Malgré l’État d’urgence, le couvre-feu et les nombreuses injonctions à rester chez soi depuis l’annonce des mesures prises par le chef de l’État Macky Sall pour lutter contre la propagation du Covid-19, rien n’y fait. Certains citoyens sont encore dehors aux heures proscrites, qui pour défier l’autorité, qui par manque évident de moyens pour regagner leur domicile à temps après une journée de travail. Cette contribution se penche davantage sur le sort de la seconde catégorie, en particulier dans un contexte où le scénario du confinement généralisé de la population n’est pas à exclure.
Dans son adresse à la Nation du 23 mars dernier, le président de la République a informé d’une dotation de 1000 milliards de francs CFA destinée à l’aide sociale visant les ménages, pour partie. La question de la méthode de distribution de ces fonds se pose, d’autant qu’aucune précision n’a été apportée en la matière. Comment faire en sorte que chaque foyer sénégalais qui en a besoin puisse bénéficier de cette aide sociale qui lui permettrait de vivre décemment et potentiellement sans revenus issus du travail durant cet épisode ? Comment prendre en compte les réalités sociodémographiques du pays dans la mise en œuvre d’un plan de redistribution de ces fonds ?
Est-il encore besoin de rappeler qu’une part importante de la population active au Sénégal vit de revenus issus d’un travail informel et/ou journalier pour l’essentiel. Et qu’avec une population estimée à un peu plus de 16 millions d’habitants, le pays compte en moyenne 1.800.000 ménages dont 51% en zone urbaine et 49% en zone rurale. Chaque ménage comptant en moyenne 9 têtes dont la survie quotidienne est garantie en moyenne par un seul « salaire ».
Il me semble que ces réalités obligent à davantage considérer le niveau local comme l’échelon pertinent pour mettre en œuvre le plan de bataille envisagé dans la lutte contre cette pandémie. Le Sénégal bénéficie en effet d’un découpage territorial qui lui donne aujourd’hui les moyens de répondre aux besoins des populations, à la base.
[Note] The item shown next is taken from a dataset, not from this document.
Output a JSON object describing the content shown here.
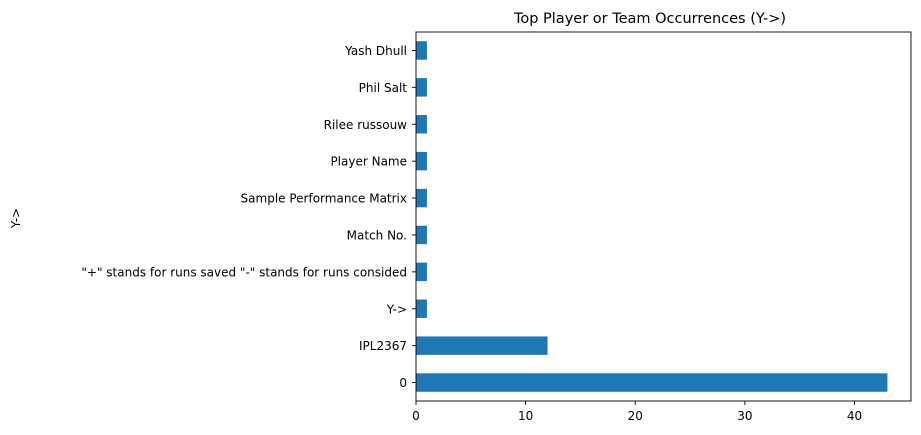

Ainsi, sur la dotation accordée par l’État, les communes d’arrondissement doivent pleinement être renforcées en moyens humains, financiers et en infrastructures. À un niveau inférieur, il faut également se rappeler que les politiques de décentralisation et de déconcentration ont fait émerger une élite locale à mettre à contribution dans cette lutte. Il s’agit notamment des chefs et délégués de quartiers et des badienou Gokh.
Prenons justement le cas de ces Badiénou Gokh, ces marraines de proximité bénévoles présentes dans chaque quartier. Ce concept mis en place en 2010 a fait ses preuves en matière de prévention sexuelle auprès des jeunes filles, de sensibilisation contre le paludisme et lors des campagnes de vaccination. Ces Badiénou Gokh sont formées dans leur rôle par les centres de santé. Elles sont très respectées au sein de leur communauté et sont devenues des points relais et focaux incontournables dès lors qu’il s’agit de relayer des messages de prévention au plus près des populations cibles. L’expertise bénévole qu’elles ont développée peut être mise à contribution pour le compte de l’État, des collectivités locales et des populations dans le cadre de la lutte contre la pandémie. Il faut absolument profiter du fait qu’elles rentrent dans les maisons voire y sont invitées, là où l’État et les collectivités ne peuvent y accéder directement.
Dans cette lutte contre le Coronavirus, leur participation tout comme celle des chefs et délégués de quartiers peut concrètement se situer à deux niveaux. Tout d’abord, ils peuvent constituer le maillon local indispensable d’une équipe communale chargée de redistribuer à chaque foyer sa part dans la dotation attribuée par l’État. Ils peuvent ainsi, auprès de la commune, participer à identifier et répertorier les foyers bénéficiaires ; charge aux agents de la commune d’assurer la distribution aux portes à portes, sans qu’il n’y ait besoin pour les populations de se déplacer et de se rassembler afin d’en bénéficier.
Ensuite, ces élites locales peuvent être renforcées dans leur rôle de sensibilisation et de prévention. Nous avons tous vu les scènes inadmissibles de jeunes défiant les forces de l’ordre dans leur mission régalienne ; tout comme les scènes de répliques policières qui portent atteinte à la dignité de la personne. Rappelons-le, Il ne s’agit pas d’une guerre qui oppose la police à une infime partie de la population, mais plutôt d’une société entière qui doit se battre contre l’ennemie commun : le Coronavirus. Ne nous trompons pas d’adversaire ! Il faut certes de la fermeté pour amener les populations à respecter les mesures prises. Mais il faut aussi de la sensibilisation. Et les Badienou Gokh peuvent jouer un rôle primordial dans cet exercice.